I’ve been AWOL, but I haven’t forgotten about Vary the Line.  I’m still recovering from poetry burnout.  A friend told me today that her poems are just starting to re-emerge, a year and a half after she graduated from her MFA.  I think mine might be hibernating.  I’m hoping they’ll wake up with the bears.

In the meantime, I’m going to try reading language poetry.  This is my husband Mike’s field of academic and creative expertise, but I’m pretty unfamiliar with it.  I know at least one of my fellow blog authors here doesn’t care for the stuff, and I think that’s a common sentiment.  I’m not sure how I feel.  It sounds interesting when Mike talks about it and it is interesting when he writes it.  Beyond that, my knowledge is pretty much limited to bpNichol’s concrete poetry, a dash of Christian Bok’s Eunoia, some a.rawlings, and bill bisset–in particular, his poem th tomato conspiracy aint worth a whol pome.  You can read it here.  That poem was in my high school poetry reader, and I loved it then.  I still do, even if it’s completely silly.

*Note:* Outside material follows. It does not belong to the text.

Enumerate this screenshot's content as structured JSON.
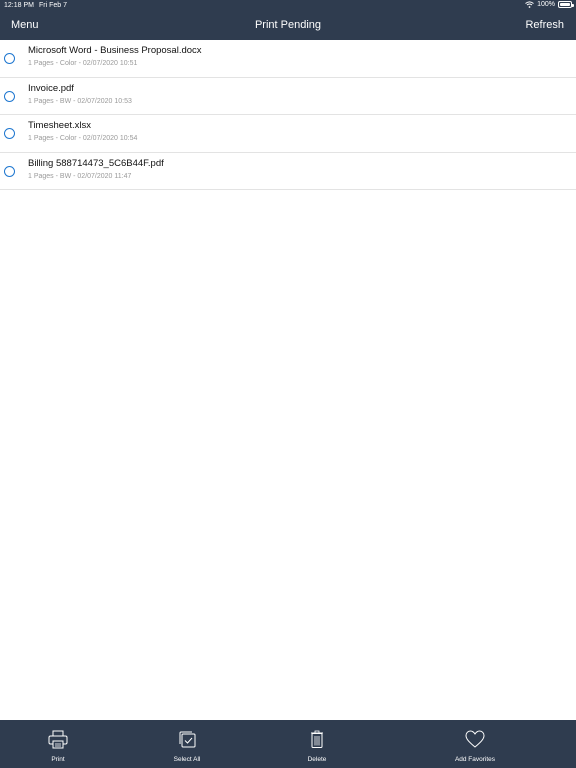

Now that I think about it, I’m not sure th tomato conspiracy is language poetry at all.  It’s definitely a purposeful manipulation of language in a non-standard way, but are mis-spellings anything more than that?  Hmm.

I thought I’d start my forays with bpNichol’s The Martyrology, Book One.  I’ve read the first 50 pages and I’m not sure this is language poetry, either.  It’s experimental, but so far I haven’t encountered much linguistic craziness.  I just assumed that since bill bisset writes language poetry, Mike studies language poetry, and Mike likes and studies The Martyrology, then The Martyrology must be language poetry.  But according to Mike, the language stuff doesn’t kick in until at least book 3.  Yikes.  That’s a lot of bpNichol to wade through. I might just jump straight to Sylvia Legris, or even Christian Bok.

The point of all of this is to say that I’m going to chronicle my language poetry experiment here.  I’m not sure what form that chronicling will take, or how detailed I’ll get, but hopefully it’ll be an interesting experience.

Any language-poetry suggestions for me?